Sunday, April 27, 2014

Like really bad Heinlein fanfic: The many problems of The Number Of The Beast, part 2

Quite apart from its excruciating thigh-rubbing moments (see part one of this review), Robert Heinlein's The Number Of The Beast is the literary equivalent a bloated concept album.



As its champions - and they are out there - have pointed out, it only makes any kind of sense if you regard it as an experimental novel from a mature artist who longer needed to pander to mass appeal.

So we get multiples by multiples - many narrators, many universes, stories within stories, many nods and references to stories by Heinlein and others. An ending in which all fictional universes collide with reality in some fannish utopia. Action - the pragmatic engine of most SF - is subordinated to dialogue, digression and a hazy, events-dear-boy, logic. 

If you give Heinlein's advocates full credit, Beast boasts multiple levels of story - an intentionally hammy and old-fashioned space opera hiding a meta-narrative on what good science-fiction really is.

While I'm not sure Beast consistently bears this interpretation out - if it's consistent in anything it's in its inconsistency - I acknowledge its ambition. 

The problem is that it's a terrible, by turns dull and irritating, experimental, ambitious novel.  In its self-indulgence and junk postmodernism Beast resembles nothing so closely as bad fanfic. 

Really bad Heinlein fanfic.

All the narrators veer between annoying self-righteous and plain annoying. They spend much more time in the middle section of the book (a nadir) engaged in petty disputes about the captaincy of the dimensional craft than actually doing or saying anything of interest. 

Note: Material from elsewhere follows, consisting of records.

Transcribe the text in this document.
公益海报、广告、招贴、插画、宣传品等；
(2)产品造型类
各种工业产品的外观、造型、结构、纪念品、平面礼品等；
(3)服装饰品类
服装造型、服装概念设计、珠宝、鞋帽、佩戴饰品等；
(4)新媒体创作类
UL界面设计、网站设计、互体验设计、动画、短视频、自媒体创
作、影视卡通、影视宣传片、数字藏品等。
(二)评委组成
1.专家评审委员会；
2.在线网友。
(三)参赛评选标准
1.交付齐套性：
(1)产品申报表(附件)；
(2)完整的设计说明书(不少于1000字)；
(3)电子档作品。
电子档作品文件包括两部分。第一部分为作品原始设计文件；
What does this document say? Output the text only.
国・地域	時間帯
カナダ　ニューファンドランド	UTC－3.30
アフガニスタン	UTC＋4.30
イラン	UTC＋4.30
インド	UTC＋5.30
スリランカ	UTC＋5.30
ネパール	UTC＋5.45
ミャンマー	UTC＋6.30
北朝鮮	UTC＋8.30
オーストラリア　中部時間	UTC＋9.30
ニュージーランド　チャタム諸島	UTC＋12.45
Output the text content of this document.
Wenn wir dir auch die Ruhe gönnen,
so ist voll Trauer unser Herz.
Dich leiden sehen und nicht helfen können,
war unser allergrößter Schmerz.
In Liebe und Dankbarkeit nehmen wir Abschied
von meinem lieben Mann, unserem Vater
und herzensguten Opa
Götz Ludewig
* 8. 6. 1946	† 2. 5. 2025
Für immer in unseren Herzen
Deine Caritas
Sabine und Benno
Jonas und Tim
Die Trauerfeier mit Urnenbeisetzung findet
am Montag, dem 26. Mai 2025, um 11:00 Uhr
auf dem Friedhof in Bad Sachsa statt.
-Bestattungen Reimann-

And whether intentional or not, the pulp pastiche is certainly painful, spending as it does page after page on mathematical digressions and programming their ship . And the fixation on wearing seat-belts - what's that about Bob? Surely the way to parody pulp effectively is to amplify its weirdness, not replicate its foreground fascination with minutiae.

Meanwhile, the digressions are an opportunity for Heinlein to make a point about Government (bad), personal authority (good), clothes (bad), or gender essentialism (good), demonstrating how confident he is in the rightness of his ideas. No-one speaks against his ideas in Beast, not even in a straw man capacity. It's a book tremendously pleased with itself.

And that's before we encounter the Long family, where if even if the writing improves slightly Heinlein swiftly disappears up his own authorial tract. In short, none of the component parts work and the reader is ready to call if quits well before the end. 

I don't care how meta Beast is trying to be, if it's by turns toe-curlingly embarassing, shudderingly creepy and narcoleptically tedious, then it has not only failed, it's failed on a scale undreamed of by legions of hack writers. 

This is failure such as only misguided talent can achieve.